Reckless Hero - Page 33

I bounced on him, my motions growing increasingly fast and hard.

He aided me with his hands, his hips meeting mine halfway. He then leaned down to capture my nipple in his mouth, while one hand snaked between us, stroking my clit.

“Fuck, I’m going to come,” I whispered.

I was still coming when he stood. In the next moment, my back was on the desk and he drilled into my still spasming core. His jerky erratic movements signaled his imminent release and in the next second, he pulled out of me.

With a few strong tugs of his hand, he spurted his release onto my stomach. Afterwards, he lifted me off the desk and a few minutes later, sat me back in his lap.

Sweaty and exhausted, I lingered in hi

s arms. He kissed my forehead and I allowed my heart to hope that maybe there could be more between us.

But then my brain reminded me that when he found out my secret, he would likely want nothing to do with me…

I would have to tell him soon though, and deal with the consequences.

Still, I stayed in his arms, having no other place I would rather be in that moment.

CHAPTER 14

Anna

The next day, I received another phone call from my father. He was so panicked that I barely understood what he said. But when I did, the blood drained from my face and my heart pounded with dismay.

Brandon was missing, and he was wanted by the police for questioning in connection to a drug case.

What. The. Fuck.

I had just arrived on the college campus when I got the call. I’d been sitting in my car, prepared to walk Garrett across to daycare and head to class to meet Tucker.

I’d been on cloud nine too. Tucker and I had separated on a high note and even though I knew the news I had for him would be hard to swallow, I’d convinced myself I was blowing it out of proportion in my head.

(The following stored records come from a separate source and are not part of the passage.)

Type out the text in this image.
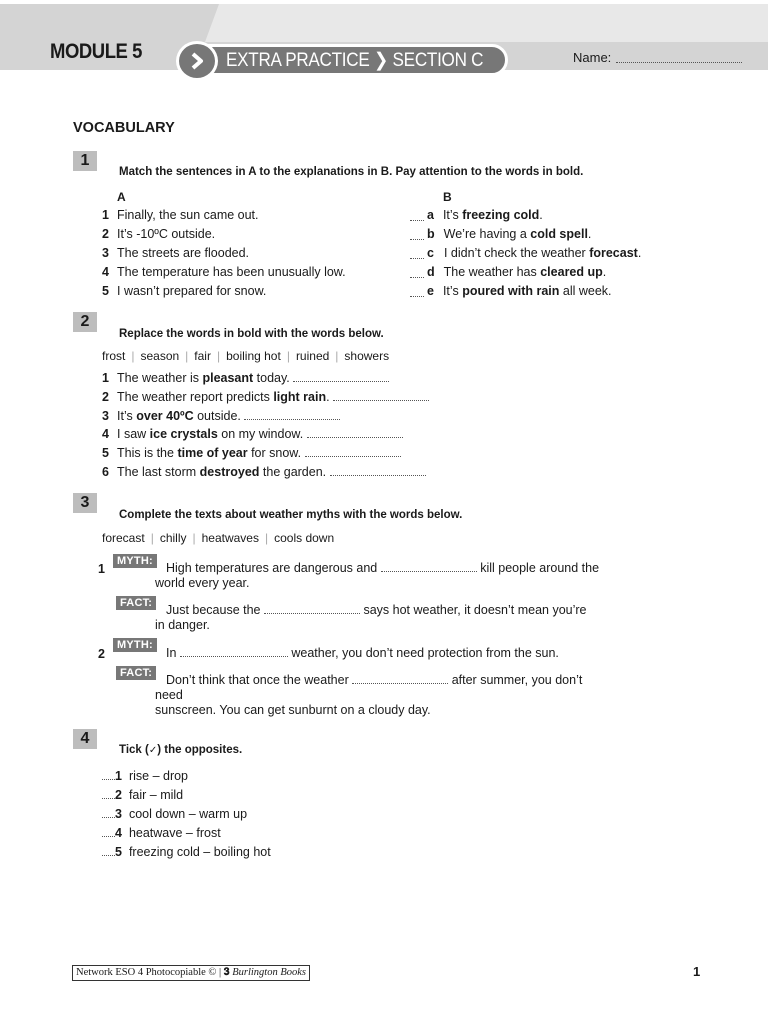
MODULE 5	EXTRA PRACTICE ❯ SECTION C	Name:
VOCABULARY
1
Match the sentences in A to the explanations in B. Pay attention to the words in bold.
A	B
1 Finally, the sun came out.
2 It’s -10ºC outside.
3 The streets are flooded.
4 The temperature has been unusually low.
5 I wasn’t prepared for snow.
a It’s freezing cold.
b We’re having a cold spell.
c I didn’t check the weather forecast.
d The weather has cleared up.
e It’s poured with rain all week.
2
Replace the words in bold with the words below.
frost | season | fair | boiling hot | ruined | showers
1 The weather is pleasant today.
2 The weather report predicts light rain.
3 It’s over 40ºC outside.
4 I saw ice crystals on my window.
5 This is the time of year for snow.
6 The last storm destroyed the garden.
3
Complete the texts about weather myths with the words below.
forecast | chilly | heatwaves | cools down
1
MYTH:	High temperatures are dangerous and	kill people around the
world every year.
FACT:	Just because the	says hot weather, it doesn’t mean you’re
in danger.
2
MYTH:
In	weather, you don’t need protection from the sun.
FACT:	Don’t think that once the weather	after summer, you don’t
need
sunscreen. You can get sunburnt on a cloudy day.
4
Tick (✓) the opposites.
1 rise – drop
2 fair – mild
3 cool down – warm up
4 heatwave – frost
5 freezing cold – boiling hot
Network ESO 4 Photocopiable © | 𝟑 Burlington Books	1
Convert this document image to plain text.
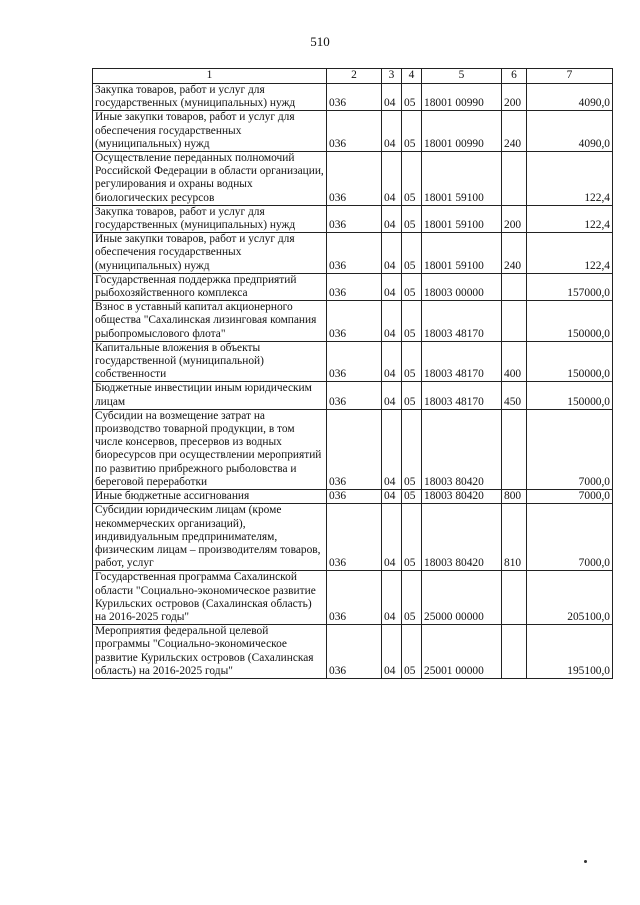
510
1	2	3	4	5	6	7
Закупка товаров, работ и услуг для государственных (муниципальных) нужд	036	04	05	18001 00990	200	4090,0
Иные закупки товаров, работ и услуг для обеспечения государственных (муниципальных) нужд	036	04	05	18001 00990	240	4090,0
Осуществление переданных полномочий Российской Федерации в области организации, регулирования и охраны водных биологических ресурсов	036	04	05	18001 59100		122,4
Закупка товаров, работ и услуг для государственных (муниципальных) нужд	036	04	05	18001 59100	200	122,4
Иные закупки товаров, работ и услуг для обеспечения государственных (муниципальных) нужд	036	04	05	18001 59100	240	122,4
Государственная поддержка предприятий рыбохозяйственного комплекса	036	04	05	18003 00000		157000,0
Взнос в уставный капитал акционерного общества "Сахалинская лизинговая компания рыбопромыслового флота"	036	04	05	18003 48170		150000,0
Капитальные вложения в объекты государственной (муниципальной) собственности	036	04	05	18003 48170	400	150000,0
Бюджетные инвестиции иным юридическим лицам	036	04	05	18003 48170	450	150000,0
Субсидии на возмещение затрат на производство товарной продукции, в том числе консервов, пресервов из водных биоресурсов при осуществлении мероприятий по развитию прибрежного рыболовства и береговой переработки	036	04	05	18003 80420		7000,0
Иные бюджетные ассигнования	036	04	05	18003 80420	800	7000,0
Субсидии юридическим лицам (кроме некоммерческих организаций), индивидуальным предпринимателям, физическим лицам – производителям товаров, работ, услуг	036	04	05	18003 80420	810	7000,0
Государственная программа Сахалинской области "Социально-экономическое развитие Курильских островов (Сахалинская область) на 2016-2025 годы"	036	04	05	25000 00000		205100,0
Мероприятия федеральной целевой программы "Социально-экономическое развитие Курильских островов (Сахалинская область) на 2016-2025 годы"	036	04	05	25001 00000		195100,0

I knew he had feelings for me. It was there in his touch and in the way he looked at me. In the way he said my name.

How deep those feelings were, I didn’t know yet. But I had hope that we could bury the mistakes of the past and build a better, happier future. Hence, I was nervous, but hopeful.

I had planned on telling him that day, hoping it would turn out for the best.

But my father’s phone call had halted my plans, and telling Tucker the secret was now the last thing on my mind.

I listened as Dad explained that he and Autumn were currently at Brandon’s school attempting to help the police locate him.

“I’ll be right there,” I promised and hung up the phone, throwing it onto the passenger’s seat.

“What’s wrong, Mommy?” Garrett asked from the backseat.

I glanced back at him, trying to clear the anxiety from my expression. “Nothing, honey. Let’s get you to daycare,” I answered in an overly cheerful tone.

Garrett gave me a skeptical look, like he was going to question me further. But I distracted him by mentioning the new students that would be welcomed into his class that day and his attention was immediately diverted. He started chatting about how nice he would be to them.

Not wanting to bring Garrett with me into the drama centering around Brandon, I hurried from the parking lot to the daycare in a half run with him in my arms. He thought the mad dash was fun and giggled in a way that would have brought a smile to my face any other day.

A few minutes later, I was driving like a bat out of hell to get to Brandon’s school. Horns blew and curses followed me as I cut off other drivers. I even almost ran over a pedestrian, only just hitting the brakes in time. The old woman threw me the bird then took her precious time crossing the road, sending me a spiteful look the entire way.

I tried to be more careful after that but still reached the school in record time. Even though I tried to suppress them, thoughts of all the worse possible scenarios played in my mind.

I couldn’t imagine my sweet little cousin, like a brother to me, doing drugs. But then again, I hardly recognized him these days.